Volvidos 22 anos, Samuel Mira abriu a porta do “quarto mágico” e, com arranjos de cordas, sopros, bateria, baixo e teclas, deu pela primeira vez vida ao Beats Vol. 1: Amor no palco do Centro Cultural de Belém.
Na intimidade do quarto, em Chelas, Samuel Mira cozinhava. Não empilhava pratos de loiça, mas sim discos. Ouvia canções, cortava trechos, apenas os bocadinhos orelhudos, e metia-os na panela (um Akai MPC 2000, leia-se), misturando-os com um beat de agitar pescoços. Naquele mundo mágico, só dele, vivem filhos da soul Motown, “Come to My Garden” de Minnie Riperton e “Something to Believe In” de Curtis Mayfield, e gangster de Long Island, como “Buhloone Mindstate” de De La Soul, confidentes encapsulados em CD-Rom. Por algum motivo aquele quarto acabaria por ganhar o epiteto de “mágico”. Apesar desta amalgama de novos amigos, de tantas diferentes origens, todos conviviam naquele MPC. E Samuel, então com vinte e poucos anos, tinha uma visão concreta para os juntar: contar a história de amor dos pais. O resultado foi «Beats Vol. 1: Amor», editado em 2002, mas que nunca vira a luz do dia – até hoje. Volvidos 22 anos, Samuel, artisticamente conhecido por Sam The Kid, abriu a porta do seu quarto e, com arranjos de cordas, sopros, bateria e teclas, deu vida ao disco no palco do Centro Cultural de Belém.

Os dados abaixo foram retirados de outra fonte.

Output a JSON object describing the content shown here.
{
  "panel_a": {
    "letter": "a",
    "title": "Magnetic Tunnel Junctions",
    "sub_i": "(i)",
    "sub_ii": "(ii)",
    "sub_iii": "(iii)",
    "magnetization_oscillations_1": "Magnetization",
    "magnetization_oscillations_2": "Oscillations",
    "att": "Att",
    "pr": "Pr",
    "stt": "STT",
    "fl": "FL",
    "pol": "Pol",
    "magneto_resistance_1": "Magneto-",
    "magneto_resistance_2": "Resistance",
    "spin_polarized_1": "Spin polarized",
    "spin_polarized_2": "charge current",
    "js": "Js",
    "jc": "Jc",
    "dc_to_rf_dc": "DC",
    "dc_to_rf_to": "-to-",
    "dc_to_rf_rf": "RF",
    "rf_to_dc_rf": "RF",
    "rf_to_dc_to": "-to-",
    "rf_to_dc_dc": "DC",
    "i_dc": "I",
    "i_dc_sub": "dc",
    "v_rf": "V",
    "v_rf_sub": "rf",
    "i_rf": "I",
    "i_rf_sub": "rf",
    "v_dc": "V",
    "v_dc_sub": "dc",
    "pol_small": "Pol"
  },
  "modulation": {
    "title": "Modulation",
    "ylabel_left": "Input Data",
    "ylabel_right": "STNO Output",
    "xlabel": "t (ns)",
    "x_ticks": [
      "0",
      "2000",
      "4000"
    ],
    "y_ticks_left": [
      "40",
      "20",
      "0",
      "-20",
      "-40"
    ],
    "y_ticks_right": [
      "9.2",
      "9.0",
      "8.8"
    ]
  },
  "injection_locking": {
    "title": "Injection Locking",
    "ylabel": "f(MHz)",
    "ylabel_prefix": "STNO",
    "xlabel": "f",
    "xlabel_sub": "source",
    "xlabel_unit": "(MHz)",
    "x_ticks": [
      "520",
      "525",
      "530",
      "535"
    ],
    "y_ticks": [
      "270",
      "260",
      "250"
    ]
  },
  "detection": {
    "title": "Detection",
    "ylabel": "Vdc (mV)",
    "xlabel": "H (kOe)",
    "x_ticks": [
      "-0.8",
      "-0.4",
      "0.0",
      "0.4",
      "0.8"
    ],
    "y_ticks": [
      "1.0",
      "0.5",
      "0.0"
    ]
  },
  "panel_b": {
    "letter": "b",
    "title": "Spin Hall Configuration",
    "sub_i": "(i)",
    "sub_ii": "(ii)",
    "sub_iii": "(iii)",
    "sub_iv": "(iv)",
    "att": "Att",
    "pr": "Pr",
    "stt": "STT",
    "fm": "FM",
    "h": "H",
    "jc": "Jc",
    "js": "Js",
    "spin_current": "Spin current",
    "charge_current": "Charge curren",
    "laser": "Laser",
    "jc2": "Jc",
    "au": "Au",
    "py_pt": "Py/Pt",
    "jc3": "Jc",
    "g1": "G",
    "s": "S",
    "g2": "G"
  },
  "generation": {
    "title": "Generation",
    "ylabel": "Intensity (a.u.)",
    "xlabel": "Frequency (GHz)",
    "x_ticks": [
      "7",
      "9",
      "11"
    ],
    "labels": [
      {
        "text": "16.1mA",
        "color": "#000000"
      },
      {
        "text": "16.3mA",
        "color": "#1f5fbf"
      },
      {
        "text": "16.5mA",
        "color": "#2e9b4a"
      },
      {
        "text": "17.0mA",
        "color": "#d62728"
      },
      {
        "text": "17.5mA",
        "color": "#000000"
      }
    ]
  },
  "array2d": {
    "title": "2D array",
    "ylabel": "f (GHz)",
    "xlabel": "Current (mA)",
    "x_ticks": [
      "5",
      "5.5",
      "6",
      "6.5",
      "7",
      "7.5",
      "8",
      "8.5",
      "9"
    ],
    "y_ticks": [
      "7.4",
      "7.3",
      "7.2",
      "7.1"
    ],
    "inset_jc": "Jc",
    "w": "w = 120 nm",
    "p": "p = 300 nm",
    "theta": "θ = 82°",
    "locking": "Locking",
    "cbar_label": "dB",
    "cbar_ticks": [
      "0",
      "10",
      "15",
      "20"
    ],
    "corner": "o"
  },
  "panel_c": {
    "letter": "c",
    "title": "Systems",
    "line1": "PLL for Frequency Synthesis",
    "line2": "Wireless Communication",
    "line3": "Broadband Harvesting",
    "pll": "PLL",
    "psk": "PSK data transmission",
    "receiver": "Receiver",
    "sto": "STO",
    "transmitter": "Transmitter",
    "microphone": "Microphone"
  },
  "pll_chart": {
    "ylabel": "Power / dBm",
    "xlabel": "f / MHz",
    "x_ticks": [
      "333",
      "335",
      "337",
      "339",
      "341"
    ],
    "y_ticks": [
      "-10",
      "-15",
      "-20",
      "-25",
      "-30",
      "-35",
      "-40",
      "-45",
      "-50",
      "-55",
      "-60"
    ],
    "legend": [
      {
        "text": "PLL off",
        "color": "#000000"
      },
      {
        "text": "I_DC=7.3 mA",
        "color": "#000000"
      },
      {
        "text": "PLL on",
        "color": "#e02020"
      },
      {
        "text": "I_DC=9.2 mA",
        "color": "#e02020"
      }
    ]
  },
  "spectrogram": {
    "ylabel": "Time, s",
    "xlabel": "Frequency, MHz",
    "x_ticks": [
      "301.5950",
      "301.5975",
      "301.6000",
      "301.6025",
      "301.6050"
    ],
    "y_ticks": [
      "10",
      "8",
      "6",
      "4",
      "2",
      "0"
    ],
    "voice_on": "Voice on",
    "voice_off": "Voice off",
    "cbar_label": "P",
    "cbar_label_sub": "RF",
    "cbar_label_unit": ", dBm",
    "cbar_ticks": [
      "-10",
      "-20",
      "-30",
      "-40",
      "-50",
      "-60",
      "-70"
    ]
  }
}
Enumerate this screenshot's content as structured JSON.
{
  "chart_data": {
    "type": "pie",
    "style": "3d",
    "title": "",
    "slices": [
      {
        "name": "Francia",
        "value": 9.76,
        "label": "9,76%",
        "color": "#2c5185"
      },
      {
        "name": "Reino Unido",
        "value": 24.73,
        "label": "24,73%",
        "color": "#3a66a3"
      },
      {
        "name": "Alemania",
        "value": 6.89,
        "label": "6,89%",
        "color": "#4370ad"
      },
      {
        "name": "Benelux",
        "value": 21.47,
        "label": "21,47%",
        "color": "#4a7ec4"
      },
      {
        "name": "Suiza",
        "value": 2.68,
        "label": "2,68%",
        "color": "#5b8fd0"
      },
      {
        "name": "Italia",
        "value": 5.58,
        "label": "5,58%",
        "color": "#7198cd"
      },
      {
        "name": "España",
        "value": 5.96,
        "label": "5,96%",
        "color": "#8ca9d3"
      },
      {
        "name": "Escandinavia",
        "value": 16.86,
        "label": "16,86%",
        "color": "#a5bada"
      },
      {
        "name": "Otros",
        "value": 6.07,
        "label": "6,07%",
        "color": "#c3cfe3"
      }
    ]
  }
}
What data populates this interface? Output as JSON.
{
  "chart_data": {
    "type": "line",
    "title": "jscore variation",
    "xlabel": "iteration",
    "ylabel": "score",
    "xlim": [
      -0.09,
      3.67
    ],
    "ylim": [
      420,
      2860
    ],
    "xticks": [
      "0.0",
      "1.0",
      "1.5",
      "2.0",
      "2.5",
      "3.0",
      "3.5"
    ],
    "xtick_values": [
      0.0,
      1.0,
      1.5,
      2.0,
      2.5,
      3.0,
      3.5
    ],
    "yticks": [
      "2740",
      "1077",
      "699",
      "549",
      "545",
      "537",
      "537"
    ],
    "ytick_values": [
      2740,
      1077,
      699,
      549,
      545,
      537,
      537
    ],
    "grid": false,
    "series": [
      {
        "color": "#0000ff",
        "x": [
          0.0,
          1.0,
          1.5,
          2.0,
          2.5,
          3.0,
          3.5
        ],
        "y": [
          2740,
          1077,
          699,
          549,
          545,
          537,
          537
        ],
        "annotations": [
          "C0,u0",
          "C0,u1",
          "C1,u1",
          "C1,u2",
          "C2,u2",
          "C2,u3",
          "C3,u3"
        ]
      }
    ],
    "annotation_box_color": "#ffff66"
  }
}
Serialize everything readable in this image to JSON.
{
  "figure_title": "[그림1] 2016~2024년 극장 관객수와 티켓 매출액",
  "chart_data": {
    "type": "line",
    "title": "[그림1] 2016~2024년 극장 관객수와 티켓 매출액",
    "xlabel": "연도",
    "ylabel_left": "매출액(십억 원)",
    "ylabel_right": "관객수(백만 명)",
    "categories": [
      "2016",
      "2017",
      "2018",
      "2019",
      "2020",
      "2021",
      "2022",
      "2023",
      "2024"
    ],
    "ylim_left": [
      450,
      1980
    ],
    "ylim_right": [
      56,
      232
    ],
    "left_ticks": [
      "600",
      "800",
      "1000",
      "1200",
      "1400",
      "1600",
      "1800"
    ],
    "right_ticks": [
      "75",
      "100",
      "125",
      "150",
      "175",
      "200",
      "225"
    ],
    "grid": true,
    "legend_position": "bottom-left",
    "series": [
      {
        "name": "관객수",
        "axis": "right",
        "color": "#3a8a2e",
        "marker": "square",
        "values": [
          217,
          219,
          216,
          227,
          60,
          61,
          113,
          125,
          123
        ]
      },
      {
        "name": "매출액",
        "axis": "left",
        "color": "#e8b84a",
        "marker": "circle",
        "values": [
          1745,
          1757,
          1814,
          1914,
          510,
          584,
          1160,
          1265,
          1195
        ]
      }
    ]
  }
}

O concerto estava esgotado há meses, quase um ano. Em Lisboa, foram marcadas duas datas: dia 31 de outubro e 1 de novembro. Fomos ao segundo dia. À porta do CCB, a 20 minutos da hora marcada, fumavam-se os últimos cigarros antes de entrar, sentindo-se o frenesim de quem conseguira bilhete, de quem o guardou durante tanto tempo. Falava-se sobre o concerto na noite anterior e formavam-se longas filas para comprar merch, em especial a edição vinil do disco, que só está a ser vendida nestes concertos. O disco atingiu o estatuto de culto e aquele era uma sessão solene esperada. Afinal, o silêncio é tão importante quanto o barulho – e esse é outro dos talentos de Samuel Mira: gerir o ruído. Um disco lançado em 2002, que só é tocado e lançado em vinil em 2025. Naquela noite em Belém, sentia-se uma tesão acumulada de vinte e três anos.
O pontapé de saída foi dado pelo pai, Napelão Mira. Afinal, a história é sobre si. Coloca a girar num leitor de vinil “Live at the Sahara Tahoe” de Isaac Hayes. E de repente, uma televisão de tubo passa o vídeo clipe dos Commodores, cuja canção “Just to Be Close to You” faz de sample principal para a primeira música do disco (e do concerto): Beleza. “Girllllllllllllll”, canta Lionel Ritchie acompanhado pelo som dos pratos, tarola e bombo, beats no centro da canção, entre contratempos e síncopes, tocados agressivamente por Fred, que reproduz o ritmo outrora pensados pelos dedos de Samuel Mira nos pads do Akai.
No alinhamento, Sam não inventou. O concerto seguiu a ordem do disco, do lado A ao D, da 1.ª à 17.ª, uma retrospetiva de um amor profundo de cerca de uma hora e cinco minutos. Desde a fase da aproximação, como “O Keu Kero”, “Vem” e “A Manhã Seguinte”, guiado pelo baixo pesado de Quincy Jones “Tell Me a Bedtime Story”, até à consolidação, à “Fundação”, cujas bases fazem homenagem a “The Warnings (Part II)” de David Axelrod, entre os momentos de desavenças, que acabam em “Recaída”, reminiscencia da sensualidade de qualquer make-up sex ao som de “Brazilian Memories” de Grover Washington Jr, a base do sample, cujo saxofone ganha outra vida com a existência de uma secção de sopros. Essa é a grande virtude deste live-act: grandes temas tocados por instrumentos reais. No fim, o ponto alto (e que arrancou mais aplausos): a rendição organica de “Quando a Saudade Aperta”, com linhas de cordas épicas a tornar aquele momento arrepiante.
Foi uma grande noite, que será repetida no Porto, na Casa da Música, sessão marcada para o fim do mês. A última faixa do disco dá spoiler: “O Amor Não Tem Fim”. E de facto, isto é coisa feita com amor, por amor.